Large Increase For In-Person Classes to Start Semester


Mercy College increased its offering of in-person classes for the Fall 2021 schedule since the beginning of the COVID-19 pandemic. 

In total, Mercy has 864 sections which they classify as Face-to-Face Instruction this fall. This is compared to only offering 76 total sections for the Fall 2020 semester. This is a jump of 3.8 percent of sections in person to 44.7 percent for all classes at Mercy. 

“So far, it’s really great. I feel safe, and everyone is respecting the rules so far,” said Sara Kastrati, a freshman who is majoring in Graphic Design. 

Kastrati is an international student who is taking all of her classes in person this semester. 

This feeling was shared by Joey Normil, a freshman majoring in Computer Science. He applauded the safety precautions that are in place in order to make students feel safe, especially class size. 

“The class sizes are not big, so we are spread out around the classroom. It definitely helps put some of my concerns at ease,” said Normil.  

However, some students have still not made the return to in-person classes as shown by 851 sections, or 44 percent of the class being offered in a distance-learning format. Of the distant learning class, 610 are not synced, which means students do not meet on Zoom or In-person. 

Tom Wright, a sophomore and Political Science major, prefers the distance option over in-person learning. 

“When I go to campus for class, I have to commute there and back on top of my time in class. When I can do the class from my room, I can have more time to focus on my school work and free time to give myself a break,” said Wright. 

This accessibility is one of the main reasons Kevin Joyce, Vice President of Student Affairs, distance classes have a higher fill rate than in-person learning. For Fall 2021, in-person classes have a fill rate of 70.6 percent, which is compared to a fill rate of 86 percent for distance learning classes. 

“Distance learning especially async, you don’t have to learn to stick to the same timetable of the class. Students’ availability during the day is not dependent to be in class,” said Joyce. 

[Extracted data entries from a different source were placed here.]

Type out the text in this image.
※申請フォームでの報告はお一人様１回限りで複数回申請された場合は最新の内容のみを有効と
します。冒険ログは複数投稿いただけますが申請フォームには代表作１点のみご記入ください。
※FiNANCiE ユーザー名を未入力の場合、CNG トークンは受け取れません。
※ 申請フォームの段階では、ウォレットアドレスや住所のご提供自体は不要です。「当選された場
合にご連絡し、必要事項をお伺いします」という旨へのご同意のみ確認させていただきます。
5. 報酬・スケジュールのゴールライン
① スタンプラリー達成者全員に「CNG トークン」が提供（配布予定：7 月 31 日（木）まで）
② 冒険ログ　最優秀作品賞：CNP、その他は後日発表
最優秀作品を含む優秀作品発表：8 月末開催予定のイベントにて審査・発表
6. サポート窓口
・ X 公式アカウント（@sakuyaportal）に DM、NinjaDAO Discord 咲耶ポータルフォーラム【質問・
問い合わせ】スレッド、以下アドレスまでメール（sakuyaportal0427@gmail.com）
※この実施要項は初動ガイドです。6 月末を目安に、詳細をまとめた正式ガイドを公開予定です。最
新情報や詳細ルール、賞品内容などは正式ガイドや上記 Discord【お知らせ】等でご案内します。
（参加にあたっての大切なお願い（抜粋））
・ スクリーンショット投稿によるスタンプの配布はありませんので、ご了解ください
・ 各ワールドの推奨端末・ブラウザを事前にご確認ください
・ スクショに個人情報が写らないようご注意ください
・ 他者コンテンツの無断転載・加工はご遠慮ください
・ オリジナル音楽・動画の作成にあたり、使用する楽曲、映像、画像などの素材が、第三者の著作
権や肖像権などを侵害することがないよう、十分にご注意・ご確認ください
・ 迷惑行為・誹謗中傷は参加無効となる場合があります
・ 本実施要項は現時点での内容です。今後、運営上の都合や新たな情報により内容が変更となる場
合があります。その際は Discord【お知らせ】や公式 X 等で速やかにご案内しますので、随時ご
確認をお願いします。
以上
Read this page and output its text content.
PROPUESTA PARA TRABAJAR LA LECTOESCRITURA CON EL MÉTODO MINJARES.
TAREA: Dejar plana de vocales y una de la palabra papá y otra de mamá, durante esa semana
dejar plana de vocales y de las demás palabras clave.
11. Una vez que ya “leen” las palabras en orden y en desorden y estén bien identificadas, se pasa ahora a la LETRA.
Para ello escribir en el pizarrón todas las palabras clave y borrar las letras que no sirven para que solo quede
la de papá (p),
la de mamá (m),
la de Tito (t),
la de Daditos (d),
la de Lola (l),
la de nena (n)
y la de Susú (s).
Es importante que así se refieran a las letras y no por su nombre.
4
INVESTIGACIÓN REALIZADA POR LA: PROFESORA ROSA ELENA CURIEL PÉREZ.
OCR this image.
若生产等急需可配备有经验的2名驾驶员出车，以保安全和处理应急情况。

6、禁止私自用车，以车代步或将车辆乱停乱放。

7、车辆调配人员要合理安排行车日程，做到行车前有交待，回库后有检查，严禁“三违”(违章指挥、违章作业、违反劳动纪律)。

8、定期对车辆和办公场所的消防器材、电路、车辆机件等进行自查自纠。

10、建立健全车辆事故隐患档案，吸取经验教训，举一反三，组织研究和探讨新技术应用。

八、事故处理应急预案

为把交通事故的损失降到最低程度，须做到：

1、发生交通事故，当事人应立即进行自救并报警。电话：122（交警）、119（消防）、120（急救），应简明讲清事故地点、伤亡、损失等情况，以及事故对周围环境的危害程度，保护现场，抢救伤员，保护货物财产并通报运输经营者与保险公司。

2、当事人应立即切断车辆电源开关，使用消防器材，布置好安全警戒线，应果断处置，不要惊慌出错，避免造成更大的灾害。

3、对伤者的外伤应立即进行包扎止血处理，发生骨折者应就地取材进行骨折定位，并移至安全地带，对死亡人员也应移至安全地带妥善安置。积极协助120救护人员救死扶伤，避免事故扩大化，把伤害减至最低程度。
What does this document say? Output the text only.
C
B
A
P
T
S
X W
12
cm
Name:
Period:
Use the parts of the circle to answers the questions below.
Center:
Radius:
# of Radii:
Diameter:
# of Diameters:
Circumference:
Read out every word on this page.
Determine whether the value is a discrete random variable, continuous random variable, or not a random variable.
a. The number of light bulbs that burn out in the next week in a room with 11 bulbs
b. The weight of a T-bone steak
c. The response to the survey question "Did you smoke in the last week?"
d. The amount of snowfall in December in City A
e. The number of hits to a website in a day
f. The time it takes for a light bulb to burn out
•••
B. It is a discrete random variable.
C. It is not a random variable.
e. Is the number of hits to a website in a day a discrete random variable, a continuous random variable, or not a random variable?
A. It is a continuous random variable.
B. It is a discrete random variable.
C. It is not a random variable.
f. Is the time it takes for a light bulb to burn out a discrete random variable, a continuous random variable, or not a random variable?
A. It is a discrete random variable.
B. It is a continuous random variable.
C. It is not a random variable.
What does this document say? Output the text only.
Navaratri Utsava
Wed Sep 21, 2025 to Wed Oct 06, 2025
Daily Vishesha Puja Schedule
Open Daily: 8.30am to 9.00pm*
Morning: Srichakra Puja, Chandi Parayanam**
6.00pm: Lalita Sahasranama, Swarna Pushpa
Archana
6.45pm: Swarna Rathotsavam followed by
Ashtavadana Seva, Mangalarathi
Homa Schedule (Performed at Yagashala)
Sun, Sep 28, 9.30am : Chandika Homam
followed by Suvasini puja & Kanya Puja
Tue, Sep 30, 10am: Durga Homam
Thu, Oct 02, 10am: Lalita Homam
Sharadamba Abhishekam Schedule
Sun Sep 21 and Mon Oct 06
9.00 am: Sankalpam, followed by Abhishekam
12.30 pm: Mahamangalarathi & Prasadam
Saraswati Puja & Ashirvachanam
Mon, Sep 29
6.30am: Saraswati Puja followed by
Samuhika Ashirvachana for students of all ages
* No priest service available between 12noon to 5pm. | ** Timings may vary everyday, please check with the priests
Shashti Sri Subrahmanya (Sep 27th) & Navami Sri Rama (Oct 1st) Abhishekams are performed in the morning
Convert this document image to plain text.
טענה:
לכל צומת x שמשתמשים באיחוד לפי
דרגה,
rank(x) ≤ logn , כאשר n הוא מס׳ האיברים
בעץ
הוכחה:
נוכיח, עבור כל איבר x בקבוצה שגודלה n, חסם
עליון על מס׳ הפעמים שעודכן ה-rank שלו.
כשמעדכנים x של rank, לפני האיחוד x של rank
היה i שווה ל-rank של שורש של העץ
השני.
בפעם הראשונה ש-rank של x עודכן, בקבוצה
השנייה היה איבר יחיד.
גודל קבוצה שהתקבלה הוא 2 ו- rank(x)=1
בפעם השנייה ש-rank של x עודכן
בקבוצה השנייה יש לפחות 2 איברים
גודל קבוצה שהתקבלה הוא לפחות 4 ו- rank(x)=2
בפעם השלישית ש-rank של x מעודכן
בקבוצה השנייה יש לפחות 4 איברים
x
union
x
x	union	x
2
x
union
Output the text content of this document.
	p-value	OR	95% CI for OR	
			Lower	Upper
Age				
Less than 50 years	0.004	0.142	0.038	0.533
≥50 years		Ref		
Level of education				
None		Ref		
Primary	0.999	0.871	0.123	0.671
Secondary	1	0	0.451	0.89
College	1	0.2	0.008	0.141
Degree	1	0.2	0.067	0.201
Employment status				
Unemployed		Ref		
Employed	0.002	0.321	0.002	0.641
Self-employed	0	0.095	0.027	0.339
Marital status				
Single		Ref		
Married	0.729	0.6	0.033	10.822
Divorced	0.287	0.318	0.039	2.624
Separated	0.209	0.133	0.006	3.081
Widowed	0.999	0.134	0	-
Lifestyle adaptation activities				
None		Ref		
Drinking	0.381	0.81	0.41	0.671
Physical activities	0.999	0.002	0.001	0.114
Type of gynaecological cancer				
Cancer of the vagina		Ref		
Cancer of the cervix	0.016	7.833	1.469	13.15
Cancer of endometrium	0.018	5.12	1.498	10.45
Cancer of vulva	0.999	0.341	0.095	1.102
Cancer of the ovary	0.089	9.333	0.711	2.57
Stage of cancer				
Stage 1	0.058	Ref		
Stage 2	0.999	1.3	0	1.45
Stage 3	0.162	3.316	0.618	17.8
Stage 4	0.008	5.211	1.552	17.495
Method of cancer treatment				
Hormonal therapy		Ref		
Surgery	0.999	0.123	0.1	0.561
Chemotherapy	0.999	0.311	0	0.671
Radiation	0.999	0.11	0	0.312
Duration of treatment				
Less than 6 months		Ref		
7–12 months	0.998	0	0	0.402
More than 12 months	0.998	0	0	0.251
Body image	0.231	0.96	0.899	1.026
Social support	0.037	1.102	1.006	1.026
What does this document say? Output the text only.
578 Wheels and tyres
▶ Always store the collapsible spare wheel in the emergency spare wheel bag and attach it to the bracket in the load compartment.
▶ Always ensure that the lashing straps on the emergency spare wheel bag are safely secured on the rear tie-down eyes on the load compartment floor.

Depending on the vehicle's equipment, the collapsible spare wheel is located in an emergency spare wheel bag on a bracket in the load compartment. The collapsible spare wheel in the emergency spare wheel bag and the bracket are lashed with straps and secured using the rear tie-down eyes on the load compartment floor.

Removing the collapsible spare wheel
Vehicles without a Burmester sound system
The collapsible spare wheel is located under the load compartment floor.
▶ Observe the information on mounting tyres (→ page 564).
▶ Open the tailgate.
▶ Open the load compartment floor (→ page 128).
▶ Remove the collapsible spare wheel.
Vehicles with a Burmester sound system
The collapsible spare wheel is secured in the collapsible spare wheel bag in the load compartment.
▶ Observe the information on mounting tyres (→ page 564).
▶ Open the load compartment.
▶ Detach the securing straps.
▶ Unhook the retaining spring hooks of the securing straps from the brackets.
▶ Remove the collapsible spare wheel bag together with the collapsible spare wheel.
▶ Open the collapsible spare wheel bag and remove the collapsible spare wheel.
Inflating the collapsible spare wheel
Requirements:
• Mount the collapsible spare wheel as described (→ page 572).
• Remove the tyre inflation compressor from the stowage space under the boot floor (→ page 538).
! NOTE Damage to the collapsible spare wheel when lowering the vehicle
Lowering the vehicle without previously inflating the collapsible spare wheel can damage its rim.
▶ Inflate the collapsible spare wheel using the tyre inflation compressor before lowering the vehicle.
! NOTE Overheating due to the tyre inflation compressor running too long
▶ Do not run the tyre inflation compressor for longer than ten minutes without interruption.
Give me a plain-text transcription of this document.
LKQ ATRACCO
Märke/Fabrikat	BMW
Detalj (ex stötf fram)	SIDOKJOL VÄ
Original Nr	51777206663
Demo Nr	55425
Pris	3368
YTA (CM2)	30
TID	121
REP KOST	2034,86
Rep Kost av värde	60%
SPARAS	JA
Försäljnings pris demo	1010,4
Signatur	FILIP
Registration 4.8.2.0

Joyce also indicated that these numbers were including both undergraduate and graduate-level courses. According to him, the number of undergraduate classes that are in-person is around 66 percent. 

Having classes return in person was one of the main focuses of Mercy College as they prepared to launch the new semester.

“All the evidence we have is that students perform better in an in-person learning environment. Those connections they make create a greater sense of belonging in the Mercy Community,” said Joyce. 

This sense of belonging to the community was the main reason both Kastrati and Normil wanted to be in person to start their college careers. That was something Joyce has noticed since classes resumed over one month ago. 

“In Dobbs Ferry, on a nice day, there are more students who are staying on campus. Coming before class and staying after class. Staying on campus between classes. Outdoors using common spaces and socializing,” said Joyce.

One of the major reasons for the ability to return has been the safety measures instituted by Mercy College since last fall. This includes the vaccine mandate or weekly testing for those who have a medical or religious exemption. 

As of Oct. 12, 88 percent of students and 94.5 percent of full-time and part-time faculty were fully vaccinated. 

Joyce stated that he is optimistic that students will be able to finish the semester without issues if they remained committed to following all the measures instituted by Mercy and other local officials. 

“We have over 6,000 students who have submitted vaccination records. For those medical or religious exemptions and those who aren’t fully vaccinated, they need to be tested every week. So if you’re scheduling your test and going to get tested. That gives me confidence in our ability to persist,” said Joyce

After this semester, he hopes that by Spring, Mercy will be able to continue its goal of keeping and adding more classes in person. 

“Our goal is to have students in classrooms taking advantage of campus resources to succeed. My hope and desire are we continue to head in the direction we are going towards.”